Bilingual education has been at the forefront of both countries' policies.
In recent years "there has been a tradition of positive government policy
towards bilingual education programmes in Andean Latin America"
(Minaya-Rowe,1986, 468), and moreover, the aim of these programs "as
officially stated, is not to produce a nation of monolingual Spanish
speakers, but rather one of bilingual Spanish-Quechua speakers" (Minaya-
Rowe, 1986, 475). Bolivia's education system uses "a bilingual approach
which will educate its adult population, allowing them to retain their own
languages and cultures, while at the same time providing the opportunity to
learn Spanish (Stark, 1985, p541). Peru designed its bilingual education
program "to draw the indigenous groups into the Peruvian mainstream
efficiently and with respect shown to their language and culture"
(Hornberger, 1987, 206).

Both countries have even gone a step further. In 1975, Quechua was made an
official language of Peru (Escobar 1981, Hornberger 1987), which even
included the teaching of Quechua to Spanish speakers. Similarly, both
Quechua and Aymara were made official languages, coequal to Spanish, in
Bolivia (Minaya-Rowe, 1986). One of the manifestations of giving official
status was "the use of both Quechua or Aymara and Spanish on (the) radio"
(Minaya-Rowe, 1986). There are, in fact, some great differances between
these countries and Guatemala in regards to the use of Indian languages in
radio broadcasting.

Both countries, like Guatemala, have Catholic and Protestant stations that
use Indian languages (Ballon, 1987; Fontenelle, 1985; Gavilan, 1983; Moore,
1985; Oros, 1987; Perry, 1982; Povrzenic, 1987b, 1987c). But what about
privately owned commercial stations? In the Andean highlands of southern and
central Peru, there are at least several commercial stations known to
broadcast in Quechua and/or Aymara, in addition to Spanish (Hirahara &
Inoue, 1984a, 1984b; Llorens and Tamayo, 1987; Povrzenic, 1987a, 1987b).
These include at least one member of the Cadena de Emisoras Cruz, one of
Peru's largest radio networks (Hirahara & Inoue, 1984a). In addition, Peru's
most powerful commercial radio broadcaster, Radio Union in Lima, has an hour
long program in Quechua every morning (Hirahara, 1981; Montoya, 1987).
Likewise, in Bolivia commercial broadcasters are known to broadcast in
indigenous languages (Gwyn, 1983; La Defensa, 1986; Povrzenic, 1983).

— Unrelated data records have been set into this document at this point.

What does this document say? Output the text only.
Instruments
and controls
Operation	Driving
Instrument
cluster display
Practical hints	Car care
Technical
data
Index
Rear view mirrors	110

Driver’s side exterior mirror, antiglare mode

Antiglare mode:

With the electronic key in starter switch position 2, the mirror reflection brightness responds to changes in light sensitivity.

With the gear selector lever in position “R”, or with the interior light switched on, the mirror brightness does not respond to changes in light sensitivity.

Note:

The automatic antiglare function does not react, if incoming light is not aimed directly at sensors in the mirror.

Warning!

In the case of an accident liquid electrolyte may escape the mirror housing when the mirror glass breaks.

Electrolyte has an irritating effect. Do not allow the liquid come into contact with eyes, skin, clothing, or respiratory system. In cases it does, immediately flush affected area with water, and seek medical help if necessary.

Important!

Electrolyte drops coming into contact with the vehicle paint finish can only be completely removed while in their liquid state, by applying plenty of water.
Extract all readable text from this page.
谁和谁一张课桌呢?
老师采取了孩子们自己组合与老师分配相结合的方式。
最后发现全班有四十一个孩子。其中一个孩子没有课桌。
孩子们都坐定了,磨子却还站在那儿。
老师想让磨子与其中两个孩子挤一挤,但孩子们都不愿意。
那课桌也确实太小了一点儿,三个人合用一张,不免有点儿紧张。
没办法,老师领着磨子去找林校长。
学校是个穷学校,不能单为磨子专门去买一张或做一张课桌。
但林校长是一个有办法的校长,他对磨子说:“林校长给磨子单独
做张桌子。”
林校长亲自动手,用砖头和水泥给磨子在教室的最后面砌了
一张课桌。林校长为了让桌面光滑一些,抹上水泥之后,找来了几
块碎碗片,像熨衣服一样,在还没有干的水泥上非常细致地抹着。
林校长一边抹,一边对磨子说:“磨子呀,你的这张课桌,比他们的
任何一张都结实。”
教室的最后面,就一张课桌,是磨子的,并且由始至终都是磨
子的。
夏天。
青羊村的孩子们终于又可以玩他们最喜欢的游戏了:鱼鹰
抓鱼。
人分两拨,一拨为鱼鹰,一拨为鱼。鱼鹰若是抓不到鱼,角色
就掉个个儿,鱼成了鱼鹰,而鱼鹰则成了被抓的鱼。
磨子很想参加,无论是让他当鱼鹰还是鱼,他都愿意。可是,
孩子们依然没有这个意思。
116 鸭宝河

What is most significant, though, is that in both cases the official
government stations have added Indian language broadcasts. Peru's Radio
Nacional broadcasts in both Quechua and Aymara (Povrzenic, 1987a), as does
Bolivia's Radio Illimani (Moore, 1985). In fact, the Peruvian government
went a step further in 1988 when they renamed Radio Nacional with the
Quechua name Radio Pachicutec (Klemetz, 1989).

In summary, the sociolinguistic situation in Peru and Bolivia is markedly
different from that in Guatemala, although all three share Spanish as a
dominant language over various native languages. The difference, though is
that in Peru and Bolivia, efforts have been made not only to preserve, but
to give status to the native languages. Furthermore, the status of native
languages in the two countries is reflected in their use by all levels of
radiobroadcasting in each country; private, religious, and governmental.